By the time i got to Joe's, i spotted my boyfriend sitting at a window booth at the back just where i liked to sit. His blonde hair a mess, blue collar shirt loose a few top buttons exposing a fine peek of his toned pecks.

"Hey" i said, he looked up at me, grey eyes staring into green ones as a toothy grin spreads on his lips.

"Hey" he said gesturing for me to take a sit opposite him and i did "so i got you your favorite expresso with extras cream and sugar, and the red velvet cupcake you love."

For the first time today i smiled "are we celebrating something?"

"No" he said pushing the sweets towards me "just thought we needed some time together". Oh, we do alright. "we barely hang out of recent and that's on me, but today i was to see not just your usual smiley emojis but your actual smile." he paused "just like that".

"Well then, we better not waist this precious hour then my awesome boyfriend" i said and he chuckled lightly.

"We better not".

We spent the whole day laughing and taking about anything and everything. He took me to my favorite ice-cream pallor and got me all my favorites.
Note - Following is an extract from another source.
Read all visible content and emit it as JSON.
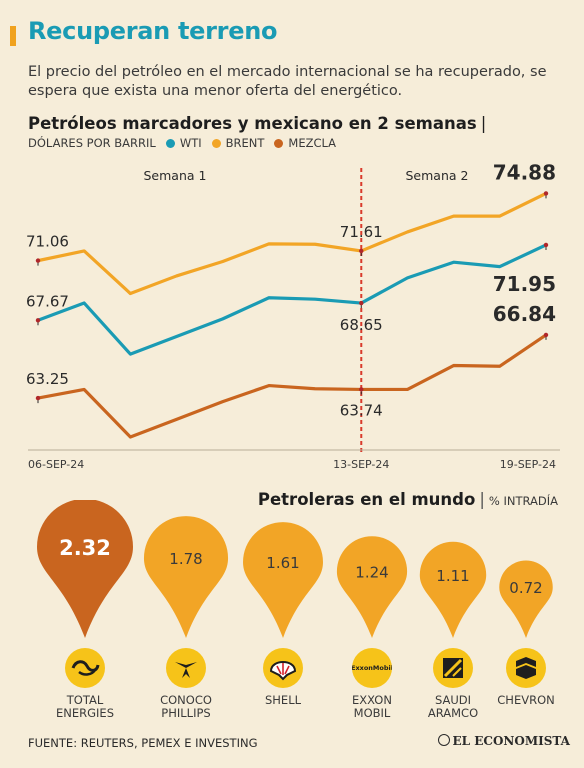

I felt relaxed and for a moment, just a moment, i forgot about the agonizing events of earlier that day, but still i couldn't help but notice he was a little tense all the while.

"Are you okay?" i asked.

"I'm good, why?" he's brows crease as he looks down at me.

"You just seem a little...tense".

He smirked. "babe, i know i'm hot, it's not easy to miss, although i'm flattered that you keep gawking at me every second."
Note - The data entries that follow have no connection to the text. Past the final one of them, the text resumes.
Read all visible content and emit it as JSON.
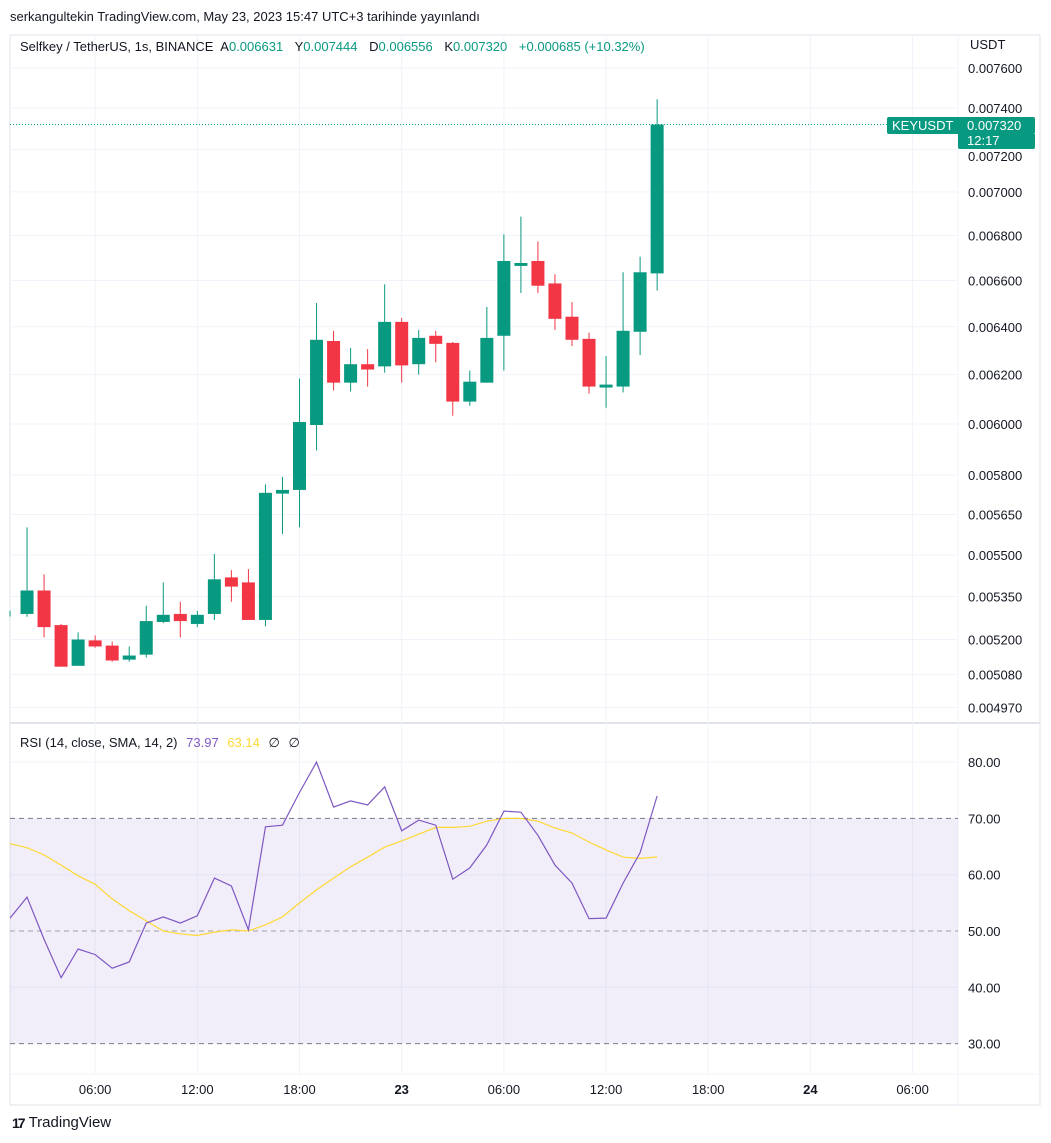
{
  "published_line": "serkangultekin TradingView.com, May 23, 2023 15:47 UTC+3 tarihinde yayınlandı",
  "legend": {
    "symbol": "Selfkey / TetherUS, 1s, BINANCE",
    "open_label": "A",
    "open": "0.006631",
    "high_label": "Y",
    "high": "0.007444",
    "low_label": "D",
    "low": "0.006556",
    "close_label": "K",
    "close": "0.007320",
    "change": "+0.000685 (+10.32%)"
  },
  "price_axis": {
    "unit": "USDT",
    "ticks": [
      "0.007600",
      "0.007400",
      "0.007200",
      "0.007000",
      "0.006800",
      "0.006600",
      "0.006400",
      "0.006200",
      "0.006000",
      "0.005800",
      "0.005650",
      "0.005500",
      "0.005350",
      "0.005200",
      "0.005080",
      "0.004970"
    ]
  },
  "last_price_tag": {
    "symbol": "KEYUSDT",
    "price": "0.007320",
    "countdown": "12:17"
  },
  "rsi": {
    "title": "RSI (14, close, SMA, 14, 2)",
    "value": "73.97",
    "sma_value": "63.14",
    "na1": "∅",
    "na2": "∅",
    "ticks": [
      "80.00",
      "70.00",
      "60.00",
      "50.00",
      "40.00",
      "30.00"
    ],
    "upper_band": 70,
    "middle_band": 50,
    "lower_band": 30
  },
  "time_axis": {
    "labels": [
      {
        "text": "06:00",
        "bold": false,
        "index": 5
      },
      {
        "text": "12:00",
        "bold": false,
        "index": 11
      },
      {
        "text": "18:00",
        "bold": false,
        "index": 17
      },
      {
        "text": "23",
        "bold": true,
        "index": 23
      },
      {
        "text": "06:00",
        "bold": false,
        "index": 29
      },
      {
        "text": "12:00",
        "bold": false,
        "index": 35
      },
      {
        "text": "18:00",
        "bold": false,
        "index": 41
      },
      {
        "text": "24",
        "bold": true,
        "index": 47
      },
      {
        "text": "06:00",
        "bold": false,
        "index": 53
      }
    ]
  },
  "colors": {
    "up": "#089981",
    "down": "#f23645",
    "rsi": "#7e57c2",
    "rsi_sma": "#fdd835",
    "band_fill": "rgba(126,87,194,0.1)"
  },
  "brand": "TradingView",
  "chart_data": {
    "type": "candlestick",
    "title": "Selfkey / TetherUS, 1s, BINANCE",
    "ylabel": "USDT",
    "ylim": [
      0.00497,
      0.0076
    ],
    "scale": "log",
    "ohlc": [
      [
        0.00528,
        0.0053,
        0.00528,
        0.0053
      ],
      [
        0.005289,
        0.005602,
        0.005279,
        0.005372
      ],
      [
        0.005372,
        0.00543,
        0.005207,
        0.005243
      ],
      [
        0.00525,
        0.005254,
        0.005107,
        0.005107
      ],
      [
        0.00511,
        0.005225,
        0.00511,
        0.0052
      ],
      [
        0.005197,
        0.005214,
        0.005172,
        0.005176
      ],
      [
        0.005179,
        0.005193,
        0.005124,
        0.005128
      ],
      [
        0.005131,
        0.005176,
        0.005124,
        0.005145
      ],
      [
        0.005148,
        0.005318,
        0.005138,
        0.005264
      ],
      [
        0.005261,
        0.005401,
        0.005257,
        0.005286
      ],
      [
        0.005289,
        0.005332,
        0.005207,
        0.005264
      ],
      [
        0.005254,
        0.0053,
        0.005243,
        0.005286
      ],
      [
        0.005289,
        0.005504,
        0.005268,
        0.005412
      ],
      [
        0.005419,
        0.005445,
        0.005332,
        0.005386
      ],
      [
        0.005401,
        0.005449,
        0.005268,
        0.005268
      ],
      [
        0.005268,
        0.005764,
        0.005246,
        0.005732
      ],
      [
        0.005729,
        0.005793,
        0.005577,
        0.005743
      ],
      [
        0.005743,
        0.006184,
        0.005602,
        0.006008
      ],
      [
        0.005996,
        0.006502,
        0.005896,
        0.006345
      ],
      [
        0.00634,
        0.006383,
        0.006135,
        0.006167
      ],
      [
        0.006167,
        0.006311,
        0.006131,
        0.006243
      ],
      [
        0.006243,
        0.006306,
        0.006151,
        0.006221
      ],
      [
        0.006234,
        0.006583,
        0.006208,
        0.006421
      ],
      [
        0.006421,
        0.006438,
        0.006167,
        0.006238
      ],
      [
        0.006243,
        0.006387,
        0.0062,
        0.006353
      ],
      [
        0.006362,
        0.006383,
        0.006251,
        0.006328
      ],
      [
        0.006332,
        0.006336,
        0.006033,
        0.00609
      ],
      [
        0.00609,
        0.006217,
        0.006073,
        0.006171
      ],
      [
        0.006167,
        0.006485,
        0.006167,
        0.006353
      ],
      [
        0.006362,
        0.006805,
        0.006217,
        0.006686
      ],
      [
        0.006664,
        0.006886,
        0.006545,
        0.006677
      ],
      [
        0.006686,
        0.006773,
        0.006545,
        0.006577
      ],
      [
        0.006587,
        0.006627,
        0.006387,
        0.006434
      ],
      [
        0.006443,
        0.006506,
        0.006319,
        0.006345
      ],
      [
        0.006349,
        0.006375,
        0.006122,
        0.006151
      ],
      [
        0.006147,
        0.006277,
        0.006065,
        0.006159
      ],
      [
        0.006151,
        0.006636,
        0.006127,
        0.006383
      ],
      [
        0.006379,
        0.006705,
        0.006281,
        0.006636
      ],
      [
        0.006631,
        0.007444,
        0.006556,
        0.00732
      ]
    ],
    "rsi_values": [
      52.3,
      56.0,
      48.5,
      41.7,
      46.8,
      45.8,
      43.4,
      44.5,
      51.4,
      52.5,
      51.4,
      52.7,
      59.4,
      58.0,
      50.2,
      68.5,
      68.8,
      74.6,
      80.0,
      72.0,
      73.1,
      72.4,
      75.6,
      67.8,
      69.7,
      68.8,
      59.2,
      61.2,
      65.3,
      71.3,
      71.1,
      67.0,
      61.7,
      58.5,
      52.2,
      52.3,
      58.5,
      63.9,
      73.97
    ],
    "rsi_sma_values": [
      65.5,
      64.8,
      63.5,
      61.7,
      59.8,
      58.3,
      55.7,
      53.6,
      51.8,
      50.0,
      49.5,
      49.2,
      49.8,
      50.2,
      50.0,
      51.1,
      52.5,
      55.0,
      57.3,
      59.4,
      61.4,
      63.1,
      64.9,
      66.0,
      67.2,
      68.4,
      68.4,
      68.6,
      69.5,
      70.0,
      70.0,
      69.5,
      68.3,
      67.4,
      65.8,
      64.4,
      63.1,
      62.9,
      63.14
    ],
    "rsi_ylim": [
      30,
      80
    ]
  }
}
"That's not what i'm talking about" i rolled my eyes.

"Have you seen the news today? someone's murdering young women in town."

Just like that, my entire mood is destroyed. I had that nagging feeling in my gut again, the feeling i thought had gone away for just a splitting second. It was stupid of me to think i'll a peace of mind for the rest of the day.

"You have to be careful Dee. It's dangerous out there, especially at night".

I just stud there frozen and feeling like i was going to puke.

"Are you okay?" he asked looking at me with genuine concern.

"Yeah i can handle myself, i'm good" i lied right through my teeth. I couldn't tell him, i just couldn't. He'll think i'm crazy and a murderer. He'll hate me and he would never want anything to do with me anymore. I didn't want that. I couldn't bare the thought of losing him because he meant that much to me. "You aren't though. what's up?".

"What do you mean?".

"I know you well enough Damon, i can see right through you, tell me what's wrong."

He looked at me with sad eyes and gulped. A few seconds and all he did was stare intently at me like he was memorizing every edge to my face. An expression filled with longing and remorse, one that i hardly ever see on his grey orbs.

I'd assumed it was something simple, maybe just minor problems at school, maybe just the usual college stress, maybe something going on with his family, or guy problems, whatever that is. But in no state did i ever imagine the next words that fell right out of his mouth.